コップ一杯の水をゆっくり飲むことで、喉の乾燥を和らげられます。冷たすぎる水は刺激になることがあるため、常温か白湯がおすすめです。

② うがいをする

ぬるま湯でやさしくうがいをすると、喉に付着した菌を洗い流し、粘膜を潤すことができます。喉の保湿効果があるうがい薬を活用するのもおすすめです。

③ のど飴・トローチをなめる

唾液の分泌を促し、喉の潤いを保つ助けになります。

④ マスクをつけて寝る

自分の息がマスク内にこもることで、口や喉周りの湿度が保たれます。
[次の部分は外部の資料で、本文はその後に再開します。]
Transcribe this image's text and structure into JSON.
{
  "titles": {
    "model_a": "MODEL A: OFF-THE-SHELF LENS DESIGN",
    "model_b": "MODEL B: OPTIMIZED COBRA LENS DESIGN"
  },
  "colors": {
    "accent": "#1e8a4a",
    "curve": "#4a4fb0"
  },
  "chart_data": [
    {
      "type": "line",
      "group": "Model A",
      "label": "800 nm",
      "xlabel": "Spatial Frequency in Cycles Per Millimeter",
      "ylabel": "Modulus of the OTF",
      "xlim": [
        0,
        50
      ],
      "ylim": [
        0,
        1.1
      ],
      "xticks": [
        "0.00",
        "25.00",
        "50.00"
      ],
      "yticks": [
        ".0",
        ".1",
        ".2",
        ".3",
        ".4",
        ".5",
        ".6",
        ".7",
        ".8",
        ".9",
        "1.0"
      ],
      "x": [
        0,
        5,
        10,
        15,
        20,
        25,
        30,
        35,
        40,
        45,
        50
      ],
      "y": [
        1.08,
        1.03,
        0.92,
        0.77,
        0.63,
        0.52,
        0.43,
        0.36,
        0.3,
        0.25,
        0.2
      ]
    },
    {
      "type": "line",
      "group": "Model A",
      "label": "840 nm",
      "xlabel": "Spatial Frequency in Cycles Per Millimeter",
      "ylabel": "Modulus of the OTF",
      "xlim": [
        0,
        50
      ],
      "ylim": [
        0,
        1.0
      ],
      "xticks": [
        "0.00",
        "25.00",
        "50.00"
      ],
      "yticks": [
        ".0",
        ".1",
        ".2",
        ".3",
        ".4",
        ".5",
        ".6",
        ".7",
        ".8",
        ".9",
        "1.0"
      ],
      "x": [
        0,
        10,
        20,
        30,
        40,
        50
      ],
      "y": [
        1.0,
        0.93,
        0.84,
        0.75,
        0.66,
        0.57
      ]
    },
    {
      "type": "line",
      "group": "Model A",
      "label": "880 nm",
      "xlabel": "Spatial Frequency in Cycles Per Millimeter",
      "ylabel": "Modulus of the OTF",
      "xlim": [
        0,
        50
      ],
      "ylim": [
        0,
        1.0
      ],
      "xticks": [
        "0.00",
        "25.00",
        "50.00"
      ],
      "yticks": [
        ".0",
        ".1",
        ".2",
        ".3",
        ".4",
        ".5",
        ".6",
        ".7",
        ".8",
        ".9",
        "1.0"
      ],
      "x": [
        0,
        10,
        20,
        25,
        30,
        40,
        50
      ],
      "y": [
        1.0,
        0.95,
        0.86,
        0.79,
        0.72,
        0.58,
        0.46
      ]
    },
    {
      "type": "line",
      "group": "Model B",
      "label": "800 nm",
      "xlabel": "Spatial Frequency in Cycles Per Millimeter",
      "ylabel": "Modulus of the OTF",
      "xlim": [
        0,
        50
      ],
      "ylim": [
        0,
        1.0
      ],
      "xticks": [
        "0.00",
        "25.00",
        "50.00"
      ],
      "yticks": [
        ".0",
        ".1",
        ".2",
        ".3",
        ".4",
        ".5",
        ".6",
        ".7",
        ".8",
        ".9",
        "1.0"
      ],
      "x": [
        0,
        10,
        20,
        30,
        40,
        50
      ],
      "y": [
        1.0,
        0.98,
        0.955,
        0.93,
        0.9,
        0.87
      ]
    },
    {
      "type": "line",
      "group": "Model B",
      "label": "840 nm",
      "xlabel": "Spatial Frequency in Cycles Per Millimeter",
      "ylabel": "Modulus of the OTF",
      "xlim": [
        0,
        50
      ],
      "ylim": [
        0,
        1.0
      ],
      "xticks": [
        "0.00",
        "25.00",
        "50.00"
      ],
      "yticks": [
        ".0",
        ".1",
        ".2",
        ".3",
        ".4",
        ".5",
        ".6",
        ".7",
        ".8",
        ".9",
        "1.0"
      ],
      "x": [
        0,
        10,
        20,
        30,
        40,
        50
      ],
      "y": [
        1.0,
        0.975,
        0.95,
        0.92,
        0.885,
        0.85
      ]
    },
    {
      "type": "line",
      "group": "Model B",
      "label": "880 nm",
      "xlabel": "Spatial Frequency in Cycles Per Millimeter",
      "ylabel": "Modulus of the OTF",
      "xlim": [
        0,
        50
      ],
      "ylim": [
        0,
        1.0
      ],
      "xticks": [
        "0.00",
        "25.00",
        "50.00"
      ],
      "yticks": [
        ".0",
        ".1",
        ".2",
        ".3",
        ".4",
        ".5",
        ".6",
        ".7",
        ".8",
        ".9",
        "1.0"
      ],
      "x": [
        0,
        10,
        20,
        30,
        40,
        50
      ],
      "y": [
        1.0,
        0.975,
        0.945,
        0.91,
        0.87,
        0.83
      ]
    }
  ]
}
内側を軽く湿らせたガーゼマスクも効果的です。

寝る前・寝室でできる対策

  • 加湿器を使う(過度な加湿はカビの原因になるため適度に)
  • 寝る前にコップ一杯の水を飲む
  • 寝酒を控える(アルコールは脱水を招きやすい)
  • 横向きで寝るなど、口が開きにくい姿勢を意識する

こんな時はNG

  • 加湿しすぎる(過度な湿度はカビ・ダニの温床になる)
  • 就寝前の飲酒(脱水を招き、かえって喉が渇きやすくなる)

受診した方がいいケース

喉の乾燥・痛みが2週間以上続く場合や、声がれを伴う場合は、耳鼻咽喉科や内科の受診をおすすめします。

また、激しいいびきを繰り返し、呼吸が止まるような症状がある場合は、睡眠時無呼吸症候群の可能性もあります。日中の強い眠気や頭痛を伴う場合は、一度医療機関に相談してみましょう。

喉の乾燥だけでなく、夜になると歯の痛みが強くなることもあります。夜間の歯の痛みへの対処法については、こちらの記事もあわせてご覧ください。

歯科衛生士の視点:口呼吸とお口の健康

現場で患者さんを見ていて感じるのは、口呼吸の癖がある方は、むし歯や歯周病、口臭のリスクが高い傾向があるということです。喉の痛みという症状の裏に、こうしたお口の健康リスクが隠れていることもあります。

「朝起きるといつも口がカラカラ」という方は、喉のケアだけでなく、口呼吸の習慣自体を見直すきっかけにしてみてください。

まとめ

夜中の喉の痛みは、多くの場合、乾燥や口呼吸が原因です。水分補給・うがい・マスクなどの応急処置と、加湿や水分補給といった日頃の対策を組み合わせることで、症状は軽減できることが多いです。

ただし、症状が長引く場合や、いびき・呼吸停止を伴う場合は、我慢せず医療機関を受診しましょう。